His travels have taken him to locations such as Nepal, Botswana, Kenya, Japan, Argentina, Chile, South Pacific, Mexico, the South Pacific, China, Tibet, Canada, Alaska, Hawaii, New Zealand, Australia, the Arctic, and all over the continental United States.
His photography has appeared in every major publication including National Geographic, National Wildlife, Time, Newsweek, Audubon, BBC Wildlife, and Terre Savage. He was an advisor to Outdoor Photographer Magazine. His most recent film was Patagonia: Life at the End of the Earth.

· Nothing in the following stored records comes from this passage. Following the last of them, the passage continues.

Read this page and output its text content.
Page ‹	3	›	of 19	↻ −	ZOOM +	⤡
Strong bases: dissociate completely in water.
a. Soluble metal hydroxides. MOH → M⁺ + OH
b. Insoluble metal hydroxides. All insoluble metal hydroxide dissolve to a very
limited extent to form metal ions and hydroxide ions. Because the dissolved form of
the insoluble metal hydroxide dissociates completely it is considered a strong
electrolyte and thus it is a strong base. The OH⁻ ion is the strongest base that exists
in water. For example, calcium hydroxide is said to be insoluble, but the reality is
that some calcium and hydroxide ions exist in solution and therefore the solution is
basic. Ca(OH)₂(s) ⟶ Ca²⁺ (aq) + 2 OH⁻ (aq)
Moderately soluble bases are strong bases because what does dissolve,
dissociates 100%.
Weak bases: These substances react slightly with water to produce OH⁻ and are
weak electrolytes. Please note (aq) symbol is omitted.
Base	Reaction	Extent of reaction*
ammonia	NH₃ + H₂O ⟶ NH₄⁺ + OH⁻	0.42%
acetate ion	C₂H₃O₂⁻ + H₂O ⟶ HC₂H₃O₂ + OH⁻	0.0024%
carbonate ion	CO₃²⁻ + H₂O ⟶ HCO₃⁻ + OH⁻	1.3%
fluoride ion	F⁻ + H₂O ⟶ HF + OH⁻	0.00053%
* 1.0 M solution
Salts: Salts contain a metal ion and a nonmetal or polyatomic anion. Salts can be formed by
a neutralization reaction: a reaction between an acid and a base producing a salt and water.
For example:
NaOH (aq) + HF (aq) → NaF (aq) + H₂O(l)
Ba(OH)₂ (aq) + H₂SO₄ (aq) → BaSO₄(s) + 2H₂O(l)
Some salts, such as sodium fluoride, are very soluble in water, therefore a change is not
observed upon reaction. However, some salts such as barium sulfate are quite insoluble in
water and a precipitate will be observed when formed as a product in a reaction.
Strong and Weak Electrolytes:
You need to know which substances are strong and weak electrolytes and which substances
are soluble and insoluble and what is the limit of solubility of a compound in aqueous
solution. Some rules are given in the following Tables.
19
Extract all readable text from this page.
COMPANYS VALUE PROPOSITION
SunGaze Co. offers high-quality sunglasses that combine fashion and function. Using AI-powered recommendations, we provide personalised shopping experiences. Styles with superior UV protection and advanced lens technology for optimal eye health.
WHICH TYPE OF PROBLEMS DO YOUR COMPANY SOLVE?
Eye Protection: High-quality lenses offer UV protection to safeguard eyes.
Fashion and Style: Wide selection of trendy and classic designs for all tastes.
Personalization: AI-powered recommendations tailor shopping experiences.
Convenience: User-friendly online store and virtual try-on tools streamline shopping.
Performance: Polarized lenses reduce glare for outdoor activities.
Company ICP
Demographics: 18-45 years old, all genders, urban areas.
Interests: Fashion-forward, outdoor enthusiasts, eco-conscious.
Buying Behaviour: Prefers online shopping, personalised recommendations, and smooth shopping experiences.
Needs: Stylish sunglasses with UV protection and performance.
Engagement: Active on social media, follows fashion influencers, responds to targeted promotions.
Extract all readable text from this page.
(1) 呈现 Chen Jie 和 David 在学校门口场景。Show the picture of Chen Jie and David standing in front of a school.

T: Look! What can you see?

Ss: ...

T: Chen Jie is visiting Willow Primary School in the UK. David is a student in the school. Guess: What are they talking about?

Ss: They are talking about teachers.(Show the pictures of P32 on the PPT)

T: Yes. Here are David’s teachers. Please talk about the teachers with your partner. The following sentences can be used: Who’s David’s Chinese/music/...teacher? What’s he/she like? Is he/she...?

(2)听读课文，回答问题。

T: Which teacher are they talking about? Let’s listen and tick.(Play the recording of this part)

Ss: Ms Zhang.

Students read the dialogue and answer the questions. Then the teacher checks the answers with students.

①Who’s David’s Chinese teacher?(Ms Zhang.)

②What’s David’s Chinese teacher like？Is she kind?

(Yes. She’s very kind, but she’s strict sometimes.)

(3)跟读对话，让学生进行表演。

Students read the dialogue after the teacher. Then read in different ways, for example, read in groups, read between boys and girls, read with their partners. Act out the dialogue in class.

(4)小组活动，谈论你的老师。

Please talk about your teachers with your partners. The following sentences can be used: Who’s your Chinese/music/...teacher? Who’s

Jeff was an Emmy finalist in 1998 and winner of the cinematography award at the Telluride Film Festival. He has produced books featuring his images: The Nature of Sea Otters and In the Company of Manatees. He has also received Honorable Mention awards in the BBC Wildlife Photographer of the Year contest in 1997, 1998, and 1999.
Jeff has led photo trips and taught photo seminars for Natural Habitat Adventures, Voyagers International, Joe Van Os, and Great American Photo Weekend.
Jeff has done underwater science and photo projects all over the world including the Arctic, Philippines, Belize, Hawaii, Tahiti, Tumultuous, Maracas, Vanuatu, Argentina, Canada, and Palmyra Island.
Jeff has also worked as a National Park Ranger. He was hired as the first climbing ranger, and headed up the technical rock rescue team in Yosemite. Jeff is still working as a mountain climbing guide for Exum Mountain Guides in the Tetons. He has done two major climbing expeditions in the Himalayas.
He currently splits his time between Castle Valley, Utah and Jackson Hole, Wyoming.